A former South Park voice-over actor and writer turned online activist, who has been purchasing the web domain names of mostly Republican politicians and action groups, is speaking out about the prescient move he made snatching up two Trump Kennedy Center domains, months ahead of the president’s naming overhaul of the national arts institution.
Toby Morton’s career in satirical comedy started when he loaned his voice to the long-running hit series back in the early aughts as Eric Cartman’s red-headed foil, Scott Tenorman; as Morton tells The Hollywood Reporter, this led to some consulting work with the series and he then moved between a range of projects, script rewrites, punch-ups, and development work across different productions. He also found a more politically motivated way to spend his time around 2019, when he began buying political domains as a means of pre-meddling in the politics of the right. The first ones he bought were tied to Devin Nunes and Lauren Boebert, he recalls.
“It began as a kind of absurdist experiment: What happens if you take the branding of powerful or loud political figures and simply tell the truth through it?” he posited. [The intent] is to use humor and discomfort to comment on how easily institutions and names can be co-opted for spectacle.”
Earlier this year, it became crystal clear to Morton what was about to happen when President Trump began eyeing the
“As soon asTrump began gutting the Kennedy Center board earlier this year, I thought, ‘Yep, that name’s going on the building,’” Morton told The Washington Post, which was first to report on Morton’s domain game earlier this week. “The rest followed on schedule.”
On Dec. 18, Trump’s handpicked Kennedy Center board voted to change the name of the Washington arts institution to the Trump-Kennedy Center. It came out after the fact that Rep. Joyce Beatty, who serves in ex officio capacity on the Kennedy Center board, had her phone line muted during the meeting. The following day, Trump’s name was added to the building’s facade, the latest in the president’s efforts to make a permanent or at least long-lasting mark on the nation’s capital and its institutions. But if Morton has his way, this won’t come as easily online.
Morton’s Substack bio presents what he’s up to precisely, as he lists that he’s into “buying up fascists’ domain names and building anti-fascist websites.” He makes his intentions clear here, too, stating that he’s the “founder of the First Church of Petty Digital Revenge.” Clearly, he knows how to weaponize satire for political purposes. He’s also been at this for six years, and in that time has not only had fun satirizing politicians but also initiated real political change.
“The one that had the biggest real-world impact was MomsForLiberties.com,” he tells THR. That site absolutely broke through the noise. It didn’t just get attention; it helped shift public awareness during the 2023 school board races and, in many places, contributed to keeping extremist candidates out of local power. That’s when it became clear this wasn’t just satire anymore; it was actually doing something.”
Moms for Liberty, according to the Southern Poverty Law Center, is a “far-right organization” that engages in “anti-student inclusion activities” that self-identifies as part of the modern parental rights movement. The group grew out of opposition to public health regulations for COVID-19, opposes LGBTQ+ and racially inclusive school curriculum, and has advocated for book bans, the SPLC indicates.
On Morton’s website, the homepage introduction reads: “We are an extremist organization that prides itself on making sure that freedom of speech and choice only applies to those who believe gays are demonic, Hitler actually wasn’t that bad so Jews should stop overreacting, any transgender are considered trash and need to be disposed of, current teachers in this society should be under the control of fascists who know better, and that any teachers who disobey deserve to be handled by any means necessary and this includes physical control.”

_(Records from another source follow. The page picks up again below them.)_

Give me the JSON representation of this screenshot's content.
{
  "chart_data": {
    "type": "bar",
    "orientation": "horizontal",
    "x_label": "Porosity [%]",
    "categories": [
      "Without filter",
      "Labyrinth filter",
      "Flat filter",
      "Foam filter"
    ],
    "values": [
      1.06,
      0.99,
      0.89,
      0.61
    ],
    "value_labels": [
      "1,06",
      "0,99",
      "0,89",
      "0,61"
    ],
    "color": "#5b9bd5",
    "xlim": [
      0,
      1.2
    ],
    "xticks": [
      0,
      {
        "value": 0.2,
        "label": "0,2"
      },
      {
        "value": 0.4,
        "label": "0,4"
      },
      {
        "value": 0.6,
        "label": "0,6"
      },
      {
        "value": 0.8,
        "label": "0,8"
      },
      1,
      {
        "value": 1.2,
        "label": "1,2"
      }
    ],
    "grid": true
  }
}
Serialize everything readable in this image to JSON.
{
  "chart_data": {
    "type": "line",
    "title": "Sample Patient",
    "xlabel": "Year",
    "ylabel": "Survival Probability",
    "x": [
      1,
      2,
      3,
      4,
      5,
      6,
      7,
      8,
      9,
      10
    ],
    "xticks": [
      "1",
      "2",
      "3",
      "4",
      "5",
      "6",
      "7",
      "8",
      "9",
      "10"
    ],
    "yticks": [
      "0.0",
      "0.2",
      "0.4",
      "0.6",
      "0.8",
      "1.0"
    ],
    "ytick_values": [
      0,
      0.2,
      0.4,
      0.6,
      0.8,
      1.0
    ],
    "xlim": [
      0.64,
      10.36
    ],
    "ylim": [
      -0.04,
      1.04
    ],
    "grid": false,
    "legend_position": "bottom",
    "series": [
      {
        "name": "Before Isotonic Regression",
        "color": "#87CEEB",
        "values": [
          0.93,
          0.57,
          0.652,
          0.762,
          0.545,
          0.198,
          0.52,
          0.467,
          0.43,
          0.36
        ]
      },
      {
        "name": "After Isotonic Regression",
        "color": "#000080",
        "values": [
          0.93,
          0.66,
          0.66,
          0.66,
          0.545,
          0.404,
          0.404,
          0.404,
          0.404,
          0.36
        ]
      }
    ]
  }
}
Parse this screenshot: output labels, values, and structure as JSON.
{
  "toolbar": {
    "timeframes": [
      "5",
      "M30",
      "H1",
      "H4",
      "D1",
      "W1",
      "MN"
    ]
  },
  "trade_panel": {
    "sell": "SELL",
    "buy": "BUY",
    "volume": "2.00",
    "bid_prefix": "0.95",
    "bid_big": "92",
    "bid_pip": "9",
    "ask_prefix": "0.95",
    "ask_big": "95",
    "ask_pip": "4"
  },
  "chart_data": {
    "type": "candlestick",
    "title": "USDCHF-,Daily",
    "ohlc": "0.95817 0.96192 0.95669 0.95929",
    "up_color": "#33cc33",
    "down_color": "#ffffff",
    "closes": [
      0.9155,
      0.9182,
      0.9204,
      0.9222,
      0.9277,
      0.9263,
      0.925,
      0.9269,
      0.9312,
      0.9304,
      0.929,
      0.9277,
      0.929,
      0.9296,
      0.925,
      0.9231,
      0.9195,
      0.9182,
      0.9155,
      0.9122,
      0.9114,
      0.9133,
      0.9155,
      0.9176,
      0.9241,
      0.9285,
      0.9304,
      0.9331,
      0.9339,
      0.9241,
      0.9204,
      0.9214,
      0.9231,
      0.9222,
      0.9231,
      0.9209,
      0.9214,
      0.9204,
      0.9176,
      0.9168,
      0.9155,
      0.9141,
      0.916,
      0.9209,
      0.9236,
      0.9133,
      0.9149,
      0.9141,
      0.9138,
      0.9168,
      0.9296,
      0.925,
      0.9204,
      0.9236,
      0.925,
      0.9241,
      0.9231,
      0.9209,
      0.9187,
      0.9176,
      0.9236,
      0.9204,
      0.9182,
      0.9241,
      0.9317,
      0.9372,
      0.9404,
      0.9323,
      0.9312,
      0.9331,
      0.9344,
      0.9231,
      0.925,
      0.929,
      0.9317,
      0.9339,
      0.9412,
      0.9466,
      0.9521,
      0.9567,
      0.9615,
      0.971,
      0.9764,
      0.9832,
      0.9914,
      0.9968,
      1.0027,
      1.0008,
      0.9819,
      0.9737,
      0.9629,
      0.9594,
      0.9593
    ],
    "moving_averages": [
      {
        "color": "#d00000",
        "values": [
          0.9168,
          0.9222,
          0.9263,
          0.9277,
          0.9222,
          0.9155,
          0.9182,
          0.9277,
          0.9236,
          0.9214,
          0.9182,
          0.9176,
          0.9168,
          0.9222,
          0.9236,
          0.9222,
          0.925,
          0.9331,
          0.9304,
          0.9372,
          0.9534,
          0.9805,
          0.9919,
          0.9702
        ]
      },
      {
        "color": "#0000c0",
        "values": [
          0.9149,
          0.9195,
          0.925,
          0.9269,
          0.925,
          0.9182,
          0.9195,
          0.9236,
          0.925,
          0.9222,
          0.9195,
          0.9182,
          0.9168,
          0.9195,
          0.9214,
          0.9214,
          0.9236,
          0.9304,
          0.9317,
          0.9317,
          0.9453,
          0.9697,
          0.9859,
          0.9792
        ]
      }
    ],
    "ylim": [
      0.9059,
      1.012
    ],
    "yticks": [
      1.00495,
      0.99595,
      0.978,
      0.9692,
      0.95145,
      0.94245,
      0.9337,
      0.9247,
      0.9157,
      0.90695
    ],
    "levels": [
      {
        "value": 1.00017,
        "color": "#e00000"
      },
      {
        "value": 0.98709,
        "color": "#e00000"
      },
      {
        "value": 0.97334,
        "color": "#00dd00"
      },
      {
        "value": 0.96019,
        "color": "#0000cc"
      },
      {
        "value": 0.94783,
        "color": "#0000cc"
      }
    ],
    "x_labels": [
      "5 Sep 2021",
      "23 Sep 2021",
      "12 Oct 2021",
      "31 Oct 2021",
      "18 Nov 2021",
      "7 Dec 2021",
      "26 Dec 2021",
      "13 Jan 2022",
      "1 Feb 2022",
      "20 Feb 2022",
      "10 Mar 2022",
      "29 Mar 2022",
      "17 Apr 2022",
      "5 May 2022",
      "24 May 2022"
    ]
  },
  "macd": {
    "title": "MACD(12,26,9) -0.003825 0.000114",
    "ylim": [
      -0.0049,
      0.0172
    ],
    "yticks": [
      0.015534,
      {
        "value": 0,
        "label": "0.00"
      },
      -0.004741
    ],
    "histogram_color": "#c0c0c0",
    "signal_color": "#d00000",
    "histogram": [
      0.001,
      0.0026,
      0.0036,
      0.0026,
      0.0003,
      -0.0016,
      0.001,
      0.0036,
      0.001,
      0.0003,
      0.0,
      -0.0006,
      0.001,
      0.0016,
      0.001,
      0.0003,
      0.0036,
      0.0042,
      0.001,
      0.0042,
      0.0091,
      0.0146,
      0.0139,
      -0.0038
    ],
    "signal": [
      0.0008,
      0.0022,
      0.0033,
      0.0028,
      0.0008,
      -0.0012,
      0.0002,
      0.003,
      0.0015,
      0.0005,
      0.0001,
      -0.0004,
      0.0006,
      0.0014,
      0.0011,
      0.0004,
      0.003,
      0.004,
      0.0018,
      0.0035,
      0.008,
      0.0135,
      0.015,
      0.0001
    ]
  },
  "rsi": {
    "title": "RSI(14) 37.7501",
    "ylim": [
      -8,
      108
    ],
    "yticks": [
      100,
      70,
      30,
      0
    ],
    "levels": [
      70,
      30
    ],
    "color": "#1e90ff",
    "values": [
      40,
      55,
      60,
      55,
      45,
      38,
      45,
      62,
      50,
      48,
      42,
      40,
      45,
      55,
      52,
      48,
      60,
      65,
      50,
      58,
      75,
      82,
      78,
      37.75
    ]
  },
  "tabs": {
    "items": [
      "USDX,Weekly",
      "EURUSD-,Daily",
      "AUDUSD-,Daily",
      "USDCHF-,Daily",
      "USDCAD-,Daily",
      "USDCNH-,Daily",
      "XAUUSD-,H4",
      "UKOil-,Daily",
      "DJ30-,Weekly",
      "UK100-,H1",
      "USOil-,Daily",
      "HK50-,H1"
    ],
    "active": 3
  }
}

So what does the Trump-Kennedy Center have in store for the two websites, which Morton has parked with GoDaddy? Morton says it will be part of an ongoing satirical project “examining political branding and the way power repackages itself.” Trump and the GOP should not take these moves personally and exercise caution before labeling Morton another leftist activist who has gotten in their way; he says his politics is neither on the left or the right — just like the reaction so far to his “fair use” moves to capture these domains and bend the names to his will, has been “loud, fast, and split right down the middle.”
“I’m not really on any side,” Morton says. “I don’t trust politicians as a class, and I don’t think any party has a monopoly on truth or integrity. My views have evolved into a kind of healthy skepticism; if you’re in power, you’re fair game. That’s why I don’t see what I do as partisan so much as corrective. Everyone’s ripe for a website.”